Tuntutan pembubaran densus 88 bukan kali pertama dilakukan organisasi mahasiswa Islam. Bambang Pranoto Bayu, mengatakan Gerakan Mahasiswa Pembebasan Solo pernah menuntut pembunaran densus 88 tahun 2012 lalu. Katanya, “118 nyawa melayang ditangan satuan khusus yang di bentuk sejak 26 agustus 2004 itu. Hingga saat ini banyak kasus salah tangkap oleh densus 88, bahkan mengakibatkan hilangnya nyawa Siyono, Imam masjid Di Cawas Klaten.”
Lanjutnya sejumlah dalih diganakan Densus untuk melenyapkan seseorang.
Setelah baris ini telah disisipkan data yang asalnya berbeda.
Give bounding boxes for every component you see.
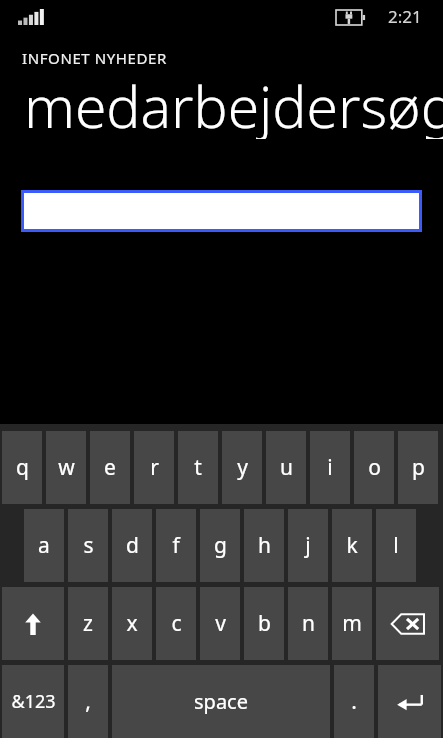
- staticText: z: [83, 609, 93, 638]
- staticText: INFONET NYHEDER: [22, 48, 167, 68]
- staticText: q: [16, 453, 29, 482]
- button[interactable]: .: [334, 665, 374, 738]
- button[interactable]: y: [222, 431, 262, 504]
- staticText: a: [38, 531, 50, 560]
- staticText: j: [305, 531, 311, 560]
- staticText: x: [126, 609, 138, 638]
- button[interactable]: b: [244, 587, 284, 660]
- button[interactable]: o: [354, 431, 394, 504]
- staticText: t: [194, 453, 202, 482]
- button[interactable]: f: [156, 509, 196, 582]
- button[interactable]: u: [266, 431, 306, 504]
- button[interactable]: Shift: [2, 587, 64, 660]
- staticText: .: [351, 687, 357, 716]
- staticText: v: [215, 609, 226, 638]
- button[interactable]: h: [244, 509, 284, 582]
- button[interactable]: r: [134, 431, 174, 504]
- staticText: c: [171, 609, 182, 638]
- staticText: h: [258, 531, 271, 560]
- staticText: k: [346, 531, 358, 560]
- button[interactable]: k: [332, 509, 372, 582]
- button[interactable]: q: [2, 431, 42, 504]
- staticText: 2:21: [388, 5, 422, 28]
- button[interactable]: &123: [2, 665, 64, 738]
- staticText: f: [172, 531, 180, 560]
- button[interactable]: space: [112, 665, 330, 738]
- button[interactable]: i: [310, 431, 350, 504]
- staticText: n: [302, 609, 315, 638]
- button[interactable]: t: [178, 431, 218, 504]
- staticText: g: [214, 531, 227, 560]
- staticText: &123: [11, 689, 56, 714]
- staticText: o: [368, 453, 381, 482]
- button[interactable]: m: [332, 587, 372, 660]
- button[interactable]: e: [90, 431, 130, 504]
- button[interactable]: z: [68, 587, 108, 660]
- staticText: ,: [85, 687, 91, 716]
- button[interactable]: n: [288, 587, 328, 660]
- button[interactable]: Enter: [378, 665, 441, 738]
- staticText: w: [58, 453, 75, 482]
- button[interactable]: a: [24, 509, 64, 582]
- staticText: b: [258, 609, 271, 638]
- staticText: e: [104, 453, 116, 482]
- staticText: p: [412, 453, 425, 482]
- staticText: medarbejdersøgning: [24, 75, 443, 139]
- staticText: u: [280, 453, 293, 482]
- staticText: i: [327, 453, 333, 482]
- button[interactable]: l: [376, 509, 416, 582]
- button[interactable]: [21, 190, 422, 232]
- staticText: d: [126, 531, 139, 560]
- staticText: r: [150, 453, 159, 482]
- staticText: m: [342, 609, 362, 638]
- staticText: y: [237, 453, 248, 482]
- staticText: l: [393, 531, 399, 560]
- button[interactable]: g: [200, 509, 240, 582]
- button[interactable]: x: [112, 587, 152, 660]
- staticText: s: [83, 531, 94, 560]
- button[interactable]: ,: [68, 665, 108, 738]
- button[interactable]: d: [112, 509, 152, 582]
- staticText: space: [194, 688, 248, 715]
- button[interactable]: c: [156, 587, 196, 660]
- button[interactable]: w: [46, 431, 86, 504]
- button[interactable]: Backspace: [376, 587, 439, 660]
- button[interactable]: s: [68, 509, 108, 582]
- button[interactable]: v: [200, 587, 240, 660]
- button[interactable]: p: [398, 431, 438, 504]
- button[interactable]: j: [288, 509, 328, 582]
Dalih atas nama menjaga kamanan negara, melawan teroris menjadi senjata ampuh untuk melakukan eksekusi tanpa proses peradilan.
“Jika dilihat polanya, tidak perlu peyelidikan mendalam. Cukup dilabeli terduga, tekait, tersanga nyawa manusia di negeri ini seketika halal untuk dicabut,” tutur Bambang
Lebih lanjut Bambang mengatakan, 20 sepetember 2014 seorang bernama Nurdin Tewas di tembus timah panas Densus 88 saat menunaikan sholat ashar. Ditahun yang sama 12 orang yang tidak termasuk dalam Daftar Pencarian Orang (DPO) Densus 88 juga tewas. Hal teewasnya nyawa orang orang yang dilabeli predikat terduga teroris juga terjadi dalam penanhkapan di Jakarta, Bandung, Kendal, Kebumen.
Penistaan terhadap islam juga dilakukan dengan menjadikan Al Quran dan buku-buku bermuatan syariat Islam sebagai barang bukti tindak terorisme. Selain itu kriminalisasi terhadap islam juga tampak dari Kasus Bom Mall Alam Sutra yang tidak dijerat dengan undang undang terorisme.
“Kami menuntut agar densus 88 dibubarkan. Kaminjuga minta agar aparat densus yang terbukti melakukan pembunuhan di hukum,” ujar Bambamg
Hal senada juga disampaikan Adhytiawan Soeharto Ketua Umum HMI Komisariat M. Iqbal. Stigma buruk terhadap islam juga tidak lepas dari ulah BNPT (Badan Nasional Penanggulangan Terorisme). BNPT menjungkir balikan komitmen umat islam terhadap ajaran agama. Menurut adhyt seharusnya umat islam radikal terhadap ajaran agama.
Proyek Deradikalisasi dinilai Adhyt sebagai bentuk pendangkalan pemahaman agama pada umat Islam. Umat Islam dipaksa untuk tidak memahami ajaran agama secara mendalam.
“Sebab radikal itu artinya mengakar, Islam radikal berati islam yang mengakar, Islam yang mengakar ini wajib dilakukan umat muslim.” ujarnya
Adhyt menambahkan dengan membabi buta BNPT juga juga melabeli belasan pesantren dengan stigma teroris. Hal tersebut sangat mencederai umat islam.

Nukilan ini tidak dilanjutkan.